Social care providers gather pertinent documentation and information to facilitate the process of addressing social needs. Large social organizations (such as the USDA and their SNAP program) and even small, local organizations (such as a local faith-based ministry) may require information on a person’s circumstance to provide care. The complexity of the system can be too difficult to navigate for individuals who have multiple physical ailments and/or psychosocial needs.
Why Is It Important for Home Health Patients to Receive Social Care?
Social care is particularly important in the context of home health as most home health patients are considered “home-bound”. A doctor—(and in some states nurse practitioners and physician assistants)—must certify that a person is confined to the home (“Home Health Services Coverage” 2021). Approximately two million older adults aged 65 and older in the United States meet the criteria for being homebound (Ankuda et al. 2021). Homebound older adults already experience challenges to living in their home independently. They especially face challenges to obtaining resources outside of the home.
As Americans age and live longer, there is an increase in comorbid chronic conditions, such as diabetes or dementia. Multiple chronic illnesses also affect a person’s functional abilities, such as difficulty with mobility and managing one’s household.
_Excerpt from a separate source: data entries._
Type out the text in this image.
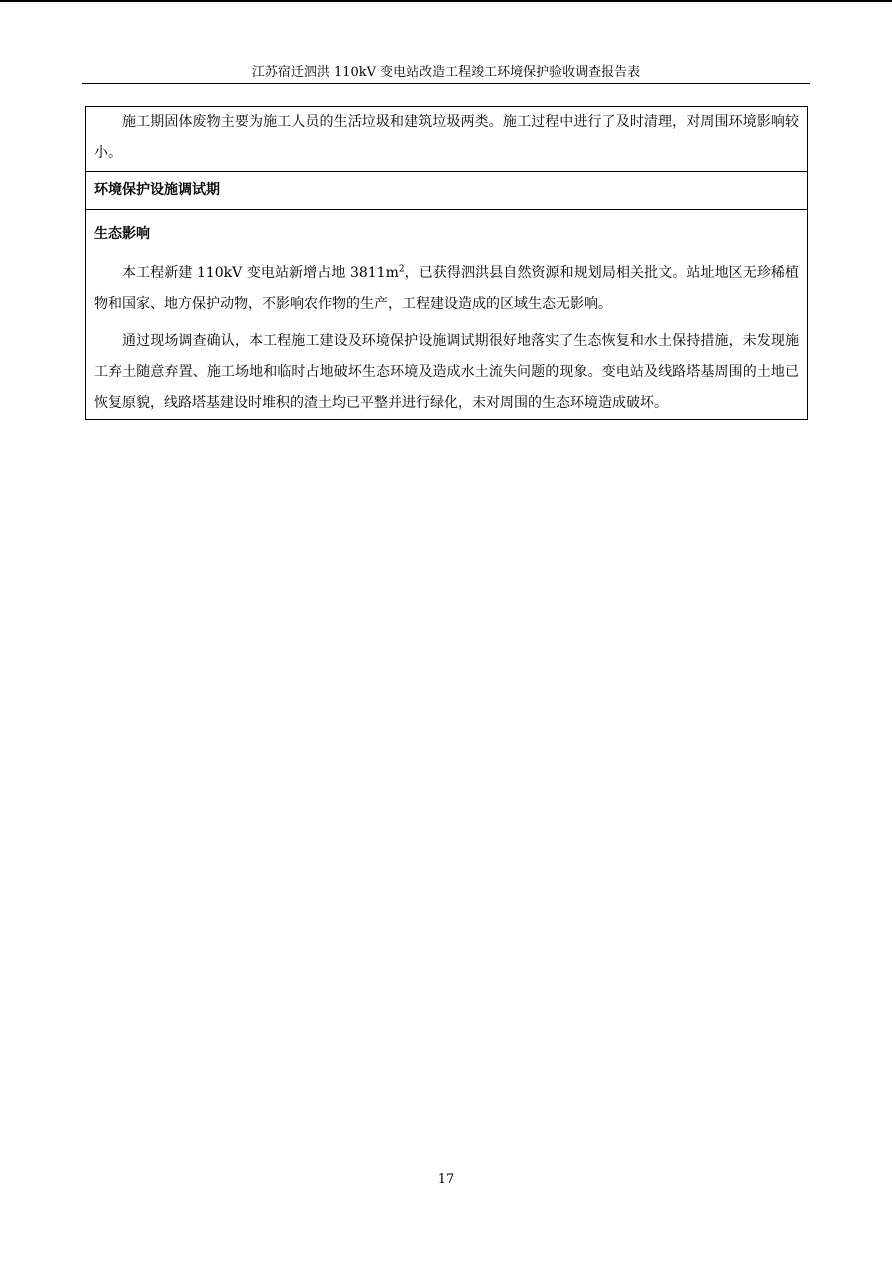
江苏宿迁泗洪 110kV 变电站改造工程竣工环境保护验收调查报告表

施工期固体废物主要为施工人员的生活垃圾和建筑垃圾两类。施工过程中进行了及时清理，对周围环境影响较小。

环境保护设施调试期

生态影响

本工程新建 110kV 变电站新增占地 $3811m^2$，已获得泗洪县自然资源和规划局相关批文。站址地区无珍稀植物和国家、地方保护动物，不影响农作物的生产，工程建设造成的区域生态无影响。

通过现场调查确认，本工程施工建设及环境保护设施调试期很好地落实了生态恢复和水土保持措施，未发现施工弃土随意弃置、施工场地和临时占地破坏生态环境及造成水土流失问题的现象。变电站及线路塔基周围的土地已恢复原貌，线路塔基建设时堆积的渣土均已平整并进行绿化，未对周围的生态环境造成破坏。

17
Home health agencies have interdisciplinary teams of professionals, including nurses, physical therapists, occupational therapists, speech-language pathologists, and social workers. Social workers coordinate social care directly in the patient’s home lessening the burden of finding resources. This extremely important function of home health reduces the risk of adverse health events that originate from social needs.
Click here to find out more about SSRx’s home health model and social care coordination feature.
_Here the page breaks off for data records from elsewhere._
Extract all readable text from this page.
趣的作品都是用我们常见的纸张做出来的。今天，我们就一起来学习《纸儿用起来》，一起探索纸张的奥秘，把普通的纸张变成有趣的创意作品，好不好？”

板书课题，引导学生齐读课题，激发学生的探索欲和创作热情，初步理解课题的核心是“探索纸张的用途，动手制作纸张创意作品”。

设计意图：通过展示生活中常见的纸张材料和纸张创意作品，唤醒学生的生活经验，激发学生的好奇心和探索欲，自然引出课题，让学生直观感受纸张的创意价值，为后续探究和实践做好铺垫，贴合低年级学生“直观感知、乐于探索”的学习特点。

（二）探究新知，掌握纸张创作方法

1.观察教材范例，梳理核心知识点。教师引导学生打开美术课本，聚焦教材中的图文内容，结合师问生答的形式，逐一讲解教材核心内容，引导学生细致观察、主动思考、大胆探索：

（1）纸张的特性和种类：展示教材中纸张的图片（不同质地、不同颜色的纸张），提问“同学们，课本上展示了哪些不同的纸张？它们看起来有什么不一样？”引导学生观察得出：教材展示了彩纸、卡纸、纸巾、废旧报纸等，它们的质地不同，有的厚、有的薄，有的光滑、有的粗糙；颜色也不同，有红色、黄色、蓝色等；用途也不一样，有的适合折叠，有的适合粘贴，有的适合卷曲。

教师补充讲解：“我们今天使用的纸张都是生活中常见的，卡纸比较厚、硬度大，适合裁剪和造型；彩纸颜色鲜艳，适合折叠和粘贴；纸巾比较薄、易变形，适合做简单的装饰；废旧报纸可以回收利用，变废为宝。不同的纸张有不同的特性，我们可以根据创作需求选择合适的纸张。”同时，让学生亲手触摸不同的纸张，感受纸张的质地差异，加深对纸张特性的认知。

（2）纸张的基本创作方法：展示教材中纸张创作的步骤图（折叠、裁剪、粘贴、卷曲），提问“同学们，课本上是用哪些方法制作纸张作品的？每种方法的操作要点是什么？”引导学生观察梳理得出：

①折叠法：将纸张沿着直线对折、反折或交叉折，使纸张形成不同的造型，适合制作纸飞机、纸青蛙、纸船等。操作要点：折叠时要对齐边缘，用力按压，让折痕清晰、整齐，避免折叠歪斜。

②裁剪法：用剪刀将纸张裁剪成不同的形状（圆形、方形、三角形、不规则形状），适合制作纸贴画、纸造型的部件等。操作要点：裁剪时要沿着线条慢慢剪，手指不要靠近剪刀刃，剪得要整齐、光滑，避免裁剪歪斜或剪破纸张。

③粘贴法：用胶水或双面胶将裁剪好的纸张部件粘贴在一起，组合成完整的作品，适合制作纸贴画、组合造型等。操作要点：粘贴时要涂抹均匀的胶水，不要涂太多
Ankuda, Claire K., Mohammed Husain, Evan Bollens‐Lund, Bruce Leff, Christine S. Ritchie, Shelley H. Liu, and Katherine A. Ornstein. 2021. “The Dynamics Of Being Homebound Over Time: A Prospective Study Of Medicare Beneficiaries, 2012–2018”. Journal Of The American Geriatrics Society 69 (6): 1609-1616. doi:10.1111/jgs.17086.
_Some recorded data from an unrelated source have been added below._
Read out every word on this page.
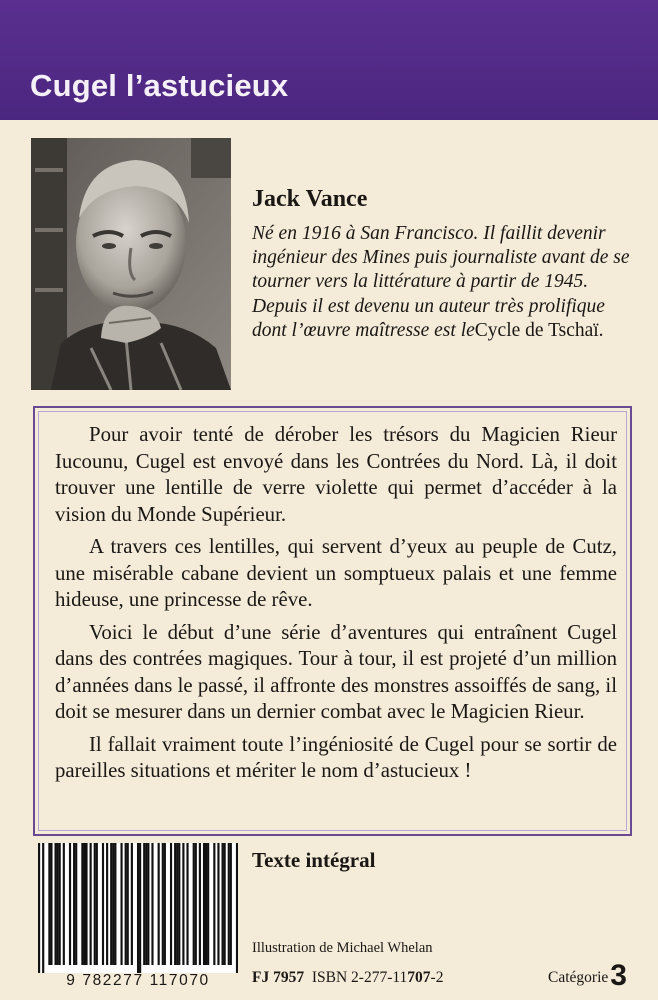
Cugel l’astucieux
Jack Vance

Né en 1916 à San Francisco. Il faillit devenir ingénieur des Mines puis journaliste avant de se tourner vers la littérature à partir de 1945.

Depuis il est devenu un auteur très prolifique dont l’œuvre maîtresse est leCycle de Tschaï.

Pour avoir tenté de dérober les trésors du Magicien Rieur Iucounu, Cugel est envoyé dans les Contrées du Nord. Là, il doit trouver une lentille de verre violette qui permet d’accéder à la vision du Monde Supérieur.

A travers ces lentilles, qui servent d’yeux au peuple de Cutz, une misérable cabane devient un somptueux palais et une femme hideuse, une princesse de rêve.

Voici le début d’une série d’aventures qui entraînent Cugel dans des contrées magiques. Tour à tour, il est projeté d’un million d’années dans le passé, il affronte des monstres assoiffés de sang, il doit se mesurer dans un dernier combat avec le Magicien Rieur.

Il fallait vraiment toute l’ingéniosité de Cugel pour se sortir de pareilles situations et mériter le nom d’astucieux !

9 782277 117070
Texte intégral
Illustration de Michael Whelan
FJ 7957 ISBN 2-277-11707-2	Catégorie3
“Connecting Food-Insecure Individuals To Resources”. 2021. Delivering Community Benefit: Healthy Food Playbook. https://foodcommunitybenefit.noharm.org/resources/implementation-strategy/connecting-food-insecure-individuals-resources
“Home Health Services Coverage”. 2021. Medicare. https://www.medicare.gov/coverage/home-health-services
Mitchell, Shannon M., and Stephen M. Shortell. 2000. “The Governance And Management Of Effective Community Health Partnerships: A Typology For Research, Policy, And Practice”. The Milbank Quarterly 78 (2): 241-289. doi:10.1111/1468-0009.00170.